With a 77-point cushion over his nearest rival in Ferrari's Fernando Alonso, Vettel could conceivably make it four in a row on Sunday in Suzuka, the scene of his 2011 championship success.
Should Vettel achieve the feat, either in Japan or the double header in India and Abu Dhabi that follows, the 26-year-old will become the youngest four-time winner in the sport's history.
Of the three other quadruple championship winners, Juan Manuel Fangio was 45 when he claimed his fourth crown, whilst Alain Prost and Michael Schumacher were 38 and 32 respectively.
"If we are to achieve it, then it would be massive," said Red Bull team principal Horner.
"To win it the first time was special, to defend it was remarkable, and we never thought we could surpass the triple.
"If we get a fourth, it would be something the whole team would be blown away by. It would be phenomenal."
Naturally, the prospect of a fourth title is a tantalising one, not that Horner is allowing his mind to contemplate such a prospect.
"We have not allowed our thoughts to drift, we are not thinking about the championship. We have stayed in the moment and stayed focused," insisted Horner.
"If the moon and stars align and he wins the race and Fernando is ninth or below, then theoretically he can win the championship.
"But our approach in Suzuka will be the same as in our other races this year in that we will go there to get the best out of ourselves, and the championship will tend to take care of itself.
"So long as we win it, I don't care where we win it, but the chances of us winning it in Suzuka are low. When does Fernando Alonso ever not finish a race?
"He is driving supremely well at the moment, and with discipline. He is on a great run.
"So we are going to push to the end of this championship, right up to the chequered flag in Brazil (the final race).
"Because we cannot control what others do, we just need to push ourselves, which is what we will do."
Ironically, Alonso failed to finish last year's Japanese Grand Prix after suffering a first-lap accident, whilst Vettel went on to take the chequered flag, the scenario required that would see the latter become champion again.
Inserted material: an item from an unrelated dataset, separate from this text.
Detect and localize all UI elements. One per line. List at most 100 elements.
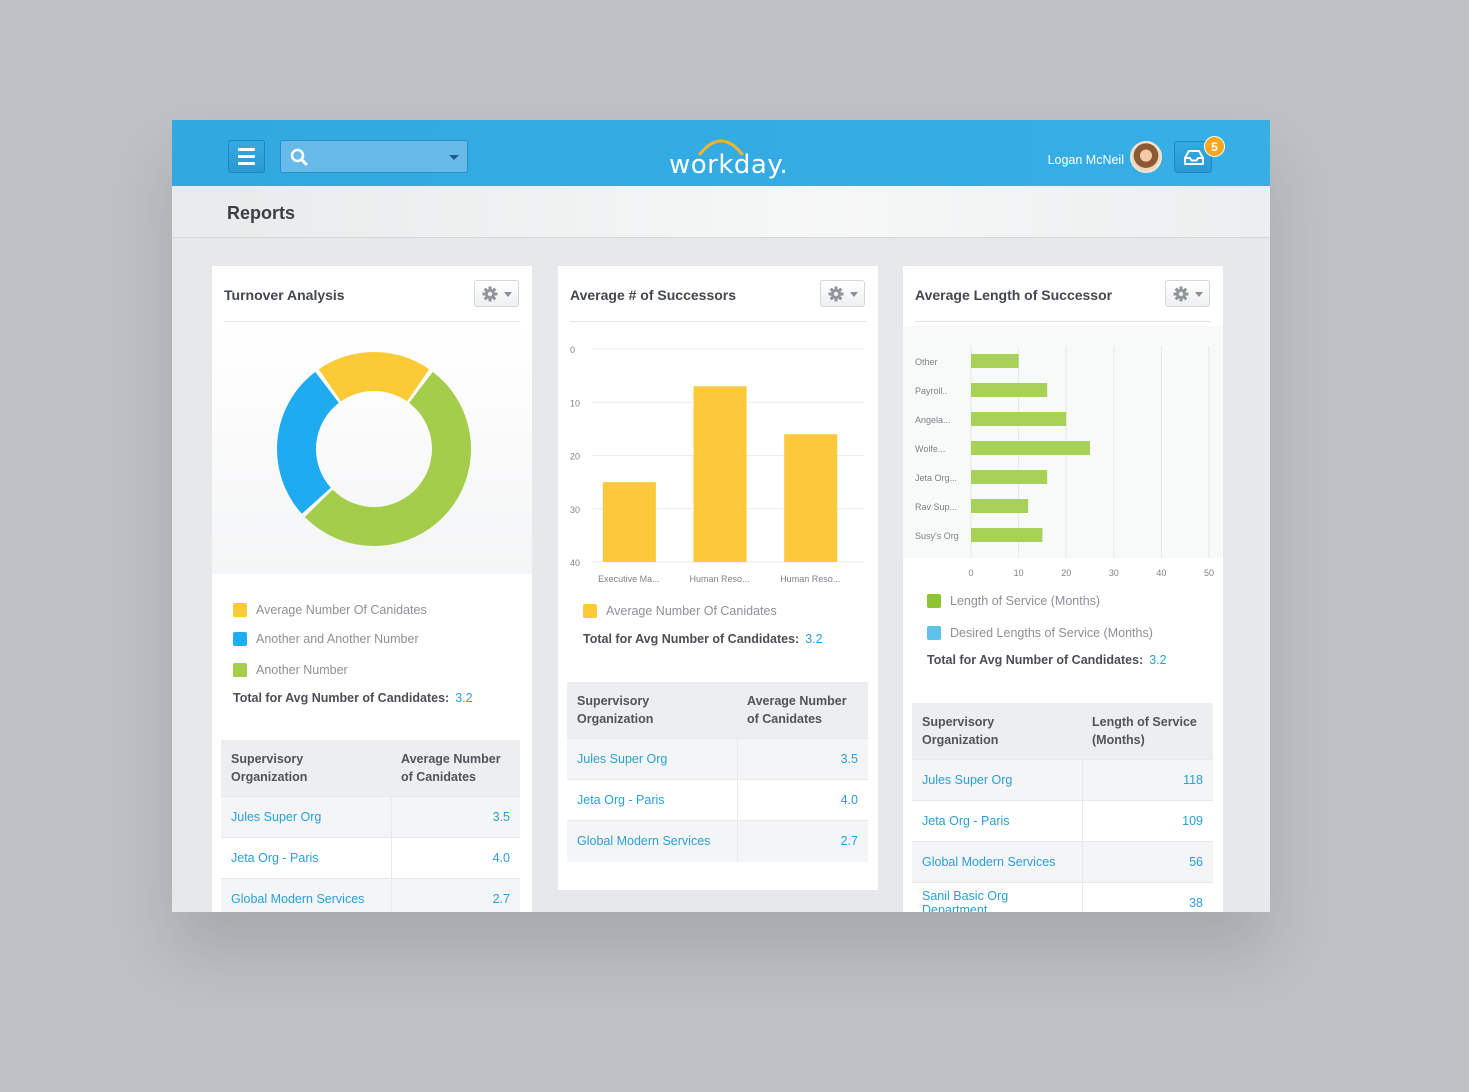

It was the German's third victory in four years at Suzuka where he has also been on pole for the last four races.
Despite such dominance, not just in Japan but overall in F1, Horner maintains that "winning never gets boring".
To the fans, and as Lewis Hamilton remarked this week, Vettel may be sending everyone to sleep with his performances, but for Horner the hard work, will and determination within the team are second to none.
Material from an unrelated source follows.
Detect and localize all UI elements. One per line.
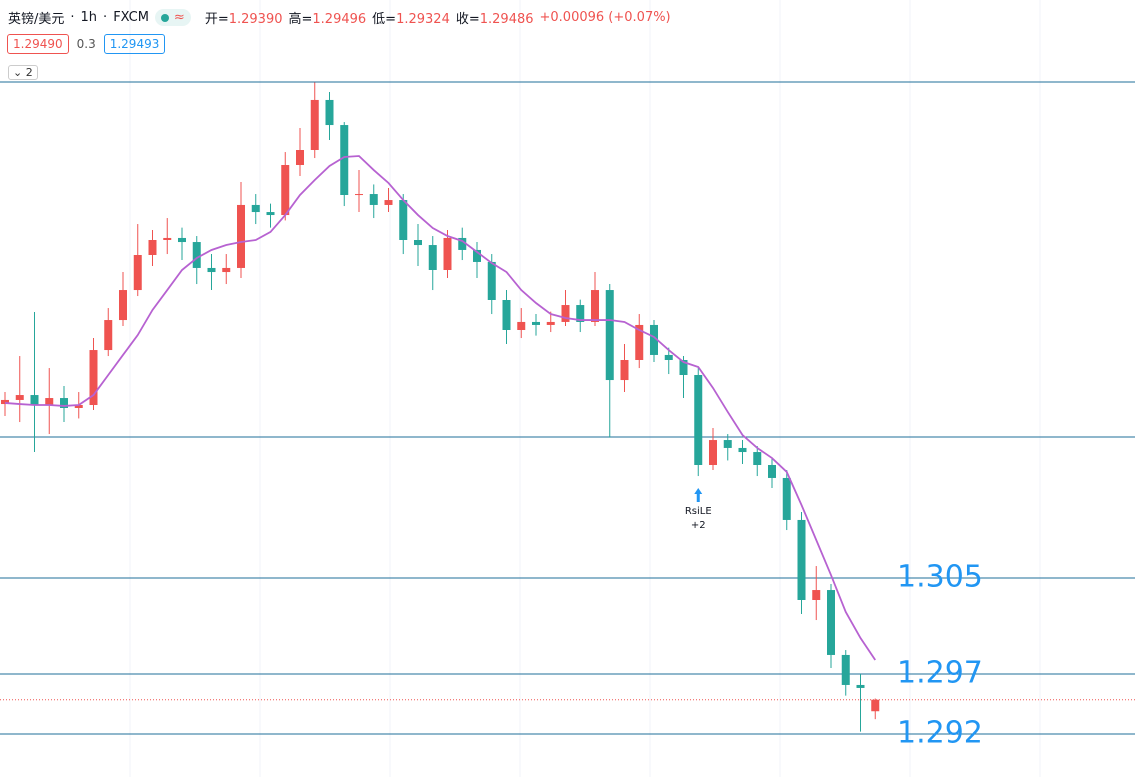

"To win races takes so much effort from all the departments behind the scenes," added Horner.
"All the guys and girls back at the factory in Milton Keynes are working flat out.
"We had Adrian Newey (chief technical officer) back in the operations room supporting the team through all of the sessions.
"So he was a virtual attendance at the grand prix, like he was on the pit wall, but he wasn't there.
"And it is down to that type of teamwork, and the effort that goes on behind the scenes that we are able to achieve the kind of results we have over the last four or five years."